Although most farmed rabbits are raised for meat, these gentle creatures are used for other products too and are generally kept in the same environment. Contrary to popular belief that fur is just a by-product of meat, raising rabbits for their fur is an industry in and of itself because the two use different breeds.
Fur rabbits are subject to much of the same treatment. To allow their fur to grow thicker, they are allowed to live longer than fattening rabbits, but this usually just means that they will suffer for an extended period of time.
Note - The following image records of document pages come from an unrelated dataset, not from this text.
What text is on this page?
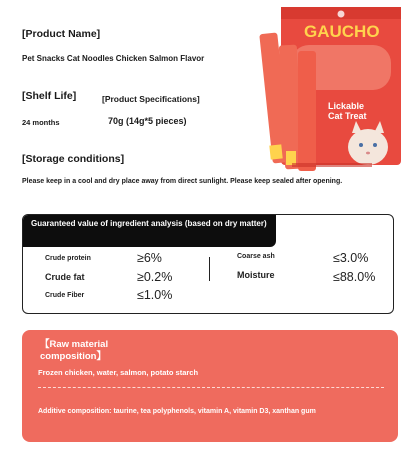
[Product Name]
Pet Snacks Cat Noodles Chicken Salmon Flavor
[Shelf Life]	[Product Specifications]
24 months	70g (14g*5 pieces)
[Storage conditions]
Please keep in a cool and dry place away from direct sunlight. Please keep sealed after opening.
GAUCHO
Lickable
Cat Treat
Guaranteed value of ingredient analysis (based on dry matter)
Crude protein	≥6%
Crude fat	≥0.2%
Crude Fiber	≤1.0%
Coarse ash	≤3.0%
Moisture	≤88.0%
【Raw material composition】
Frozen chicken, water, salmon, potato starch
Additive composition: taurine, tea polyphenols, vitamin A, vitamin D3, xanthan gum
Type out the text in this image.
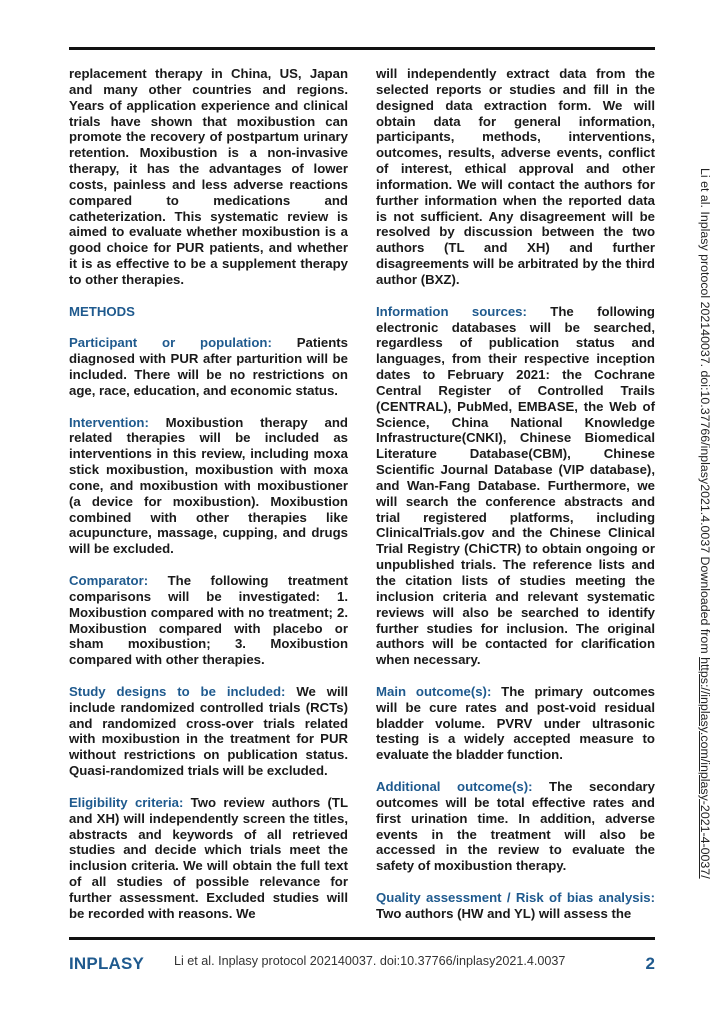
replacement therapy in China, US, Japan and many other countries and regions. Years of application experience and clinical trials have shown that moxibustion can promote the recovery of postpartum urinary retention. Moxibustion is a non-invasive therapy, it has the advantages of lower costs, painless and less adverse reactions compared to medications and catheterization. This systematic review is aimed to evaluate whether moxibustion is a good choice for PUR patients, and whether it is as effective to be a supplement therapy to other therapies.

METHODS

Participant or population: Patients diagnosed with PUR after parturition will be included. There will be no restrictions on age, race, education, and economic status.

Intervention: Moxibustion therapy and related therapies will be included as interventions in this review, including moxa stick moxibustion, moxibustion with moxa cone, and moxibustion with moxibustioner (a device for moxibustion). Moxibustion combined with other therapies like acupuncture, massage, cupping, and drugs will be excluded.

Comparator: The following treatment comparisons will be investigated: 1. Moxibustion compared with no treatment; 2. Moxibustion compared with placebo or sham moxibustion; 3. Moxibustion compared with other therapies.

Study designs to be included: We will include randomized controlled trials (RCTs) and randomized cross-over trials related with moxibustion in the treatment for PUR without restrictions on publication status. Quasi-randomized trials will be excluded.

Eligibility criteria: Two review authors (TL and XH) will independently screen the titles, abstracts and keywords of all retrieved studies and decide which trials meet the inclusion criteria. We will obtain the full text of all studies of possible relevance for further assessment. Excluded studies will be recorded with reasons. We

will independently extract data from the selected reports or studies and fill in the designed data extraction form. We will obtain data for general information, participants, methods, interventions, outcomes, results, adverse events, conflict of interest, ethical approval and other information. We will contact the authors for further information when the reported data is not sufficient. Any disagreement will be resolved by discussion between the two authors (TL and XH) and further disagreements will be arbitrated by the third author (BXZ).

Information sources: The following electronic databases will be searched, regardless of publication status and languages, from their respective inception dates to February 2021: the Cochrane Central Register of Controlled Trails (CENTRAL), PubMed, EMBASE, the Web of Science, China National Knowledge Infrastructure(CNKI), Chinese Biomedical Literature Database(CBM), Chinese Scientific Journal Database (VIP database), and Wan-Fang Database. Furthermore, we will search the conference abstracts and trial registered platforms, including ClinicalTrials.gov and the Chinese Clinical Trial Registry (ChiCTR) to obtain ongoing or unpublished trials. The reference lists and the citation lists of studies meeting the inclusion criteria and relevant systematic reviews will also be searched to identify further studies for inclusion. The original authors will be contacted for clarification when necessary.

Main outcome(s): The primary outcomes will be cure rates and post-void residual bladder volume. PVRV under ultrasonic testing is a widely accepted measure to evaluate the bladder function.

Additional outcome(s): The secondary outcomes will be total effective rates and first urination time. In addition, adverse events in the treatment will also be accessed in the review to evaluate the safety of moxibustion therapy.

Quality assessment / Risk of bias analysis: Two authors (HW and YL) will assess the

Li et al. Inplasy protocol 202140037. doi:10.37766/inplasy2021.4.0037 Downloaded from https://inplasy.com/inplasy-2021-4-0037/
INPLASY Li et al. Inplasy protocol 202140037. doi:10.37766/inplasy2021.4.0037	2
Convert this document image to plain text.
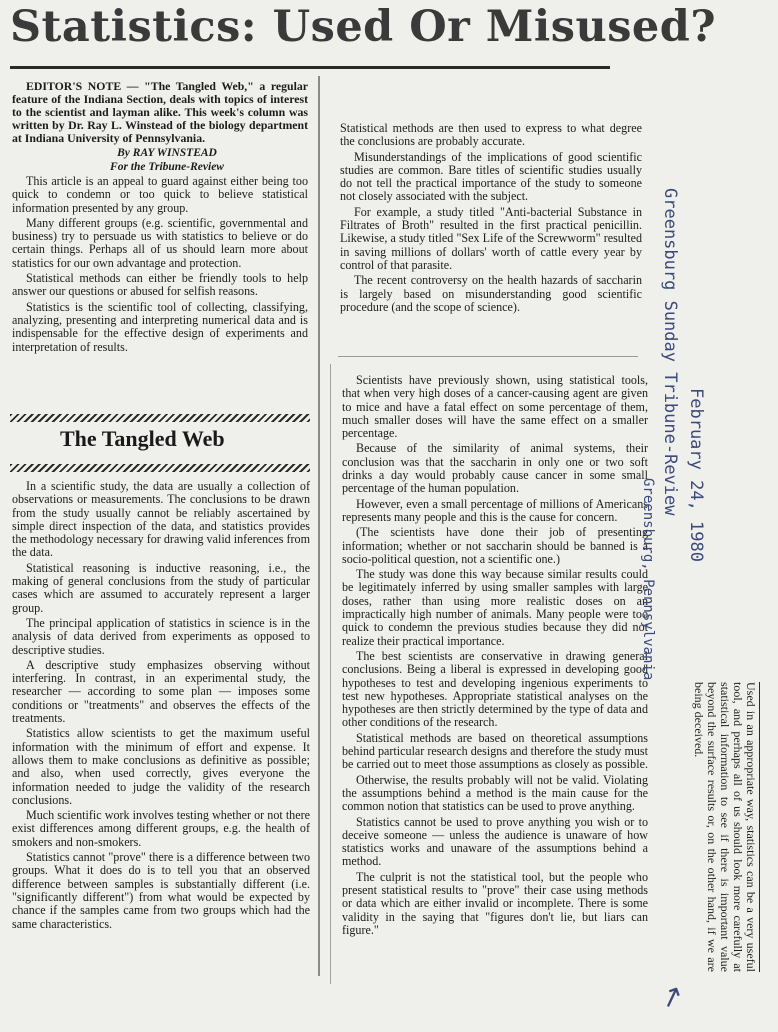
Statistics: Used Or Misused?

EDITOR'S NOTE — "The Tangled Web," a regular feature of the Indiana Section, deals with topics of interest to the scientist and layman alike. This week's column was written by Dr. Ray L. Winstead of the biology department at Indiana University of Pennsylvania.

By RAY WINSTEAD

For the Tribune-Review

This article is an appeal to guard against either being too quick to condemn or too quick to believe statistical information presented by any group.

Many different groups (e.g. scientific, governmental and business) try to persuade us with statistics to believe or do certain things. Perhaps all of us should learn more about statistics for our own advantage and protection.

Statistical methods can either be friendly tools to help answer our questions or abused for selfish reasons.

Statistics is the scientific tool of collecting, classifying, analyzing, presenting and interpreting numerical data and is indispensable for the effective design of experiments and interpretation of results.

The Tangled Web

Statistical methods are then used to express to what degree the conclusions are probably accurate.

Misunderstandings of the implications of good scientific studies are common. Bare titles of scientific studies usually do not tell the practical importance of the study to someone not closely associated with the subject.

For example, a study titled "Anti-bacterial Substance in Filtrates of Broth" resulted in the first practical penicillin. Likewise, a study titled "Sex Life of the Screwworm" resulted in saving millions of dollars' worth of cattle every year by control of that parasite.

The recent controversy on the health hazards of saccharin is largely based on misunderstanding good scientific procedure (and the scope of science).

In a scientific study, the data are usually a collection of observations or measurements. The conclusions to be drawn from the study usually cannot be reliably ascertained by simple direct inspection of the data, and statistics provides the methodology necessary for drawing valid inferences from the data.

Statistical reasoning is inductive reasoning, i.e., the making of general conclusions from the study of particular cases which are assumed to accurately represent a larger group.

The principal application of statistics in science is in the analysis of data derived from experiments as opposed to descriptive studies.

A descriptive study emphasizes observing without interfering. In contrast, in an experimental study, the researcher — according to some plan — imposes some conditions or "treatments" and observes the effects of the treatments.

Statistics allow scientists to get the maximum useful information with the minimum of effort and expense. It allows them to make conclusions as definitive as possible; and also, when used correctly, gives everyone the information needed to judge the validity of the research conclusions.

Much scientific work involves testing whether or not there exist differences among different groups, e.g. the health of smokers and non-smokers.

Statistics cannot "prove" there is a difference between two groups. What it does do is to tell you that an observed difference between samples is substantially different (i.e. "significantly different") from what would be expected by chance if the samples came from two groups which had the same characteristics.

Scientists have previously shown, using statistical tools, that when very high doses of a cancer-causing agent are given to mice and have a fatal effect on some percentage of them, much smaller doses will have the same effect on a smaller percentage.

Because of the similarity of animal systems, their conclusion was that the saccharin in only one or two soft drinks a day would probably cause cancer in some small percentage of the human population.

However, even a small percentage of millions of Americans represents many people and this is the cause for concern.

(The scientists have done their job of presenting information; whether or not saccharin should be banned is a socio-political question, not a scientific one.)

The study was done this way because similar results could be legitimately inferred by using smaller samples with large doses, rather than using more realistic doses on an impractically high number of animals. Many people were too quick to condemn the previous studies because they did not realize their practical importance.

The best scientists are conservative in drawing general conclusions. Being a liberal is expressed in developing good hypotheses to test and developing ingenious experiments to test new hypotheses. Appropriate statistical analyses on the hypotheses are then strictly determined by the type of data and other conditions of the research.

Statistical methods are based on theoretical assumptions behind particular research designs and therefore the study must be carried out to meet those assumptions as closely as possible.

Otherwise, the results probably will not be valid. Violating the assumptions behind a method is the main cause for the common notion that statistics can be used to prove anything.

Statistics cannot be used to prove anything you wish or to deceive someone — unless the audience is unaware of how statistics works and unaware of the assumptions behind a method.

The culprit is not the statistical tool, but the people who present statistical results to "prove" their case using methods or data which are either invalid or incomplete. There is some validity in the saying that "figures don't lie, but liars can figure."

Greensburg Sunday Tribune-Review February 24, 1980
Greensburg, Pennsylvania
Used in an appropriate way, statistics can be a very useful tool, and perhaps all of us should look more carefully at statistical information to see if there is important value beyond the surface results or, on the other hand, if we are being deceived.
↗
Although rabbits naturally molt and are not killed, angora wool is not necessarily ethical. They are bred to have unnaturally thick coats which are then sheared or plucked. Either way, the rabbits are restrained, and their fragile bones are easily injured by rough handling. Because of their small size, they are hard to shear, and the fact that they have particularly thin skin makes them vulnerable to cuts and grazes. Furthermore, ninety percent of angora comes from China, where rabbit farming is unregulated.
Seemingly harmless, the pet industry can slip under the radar, but an unknown number of baby bunnies are mass-produced in rabbit mills—intensive breeding units that are very similar to the factory farms of the meat and fur industries.
An investigation by PETA Germany, in 2015, exposed “harrowing” conditions at mills supplying the European pet industry. Dark warehouses were filled with small plastic boxes. Bred in these overcrowded containers were rabbits, guinea pigs, hamsters, and other small pets.
Many were sick, starving, or dehydrated, and investigators found freezers full of dead animals. Others were simply left to rot in amongst those who were still alive.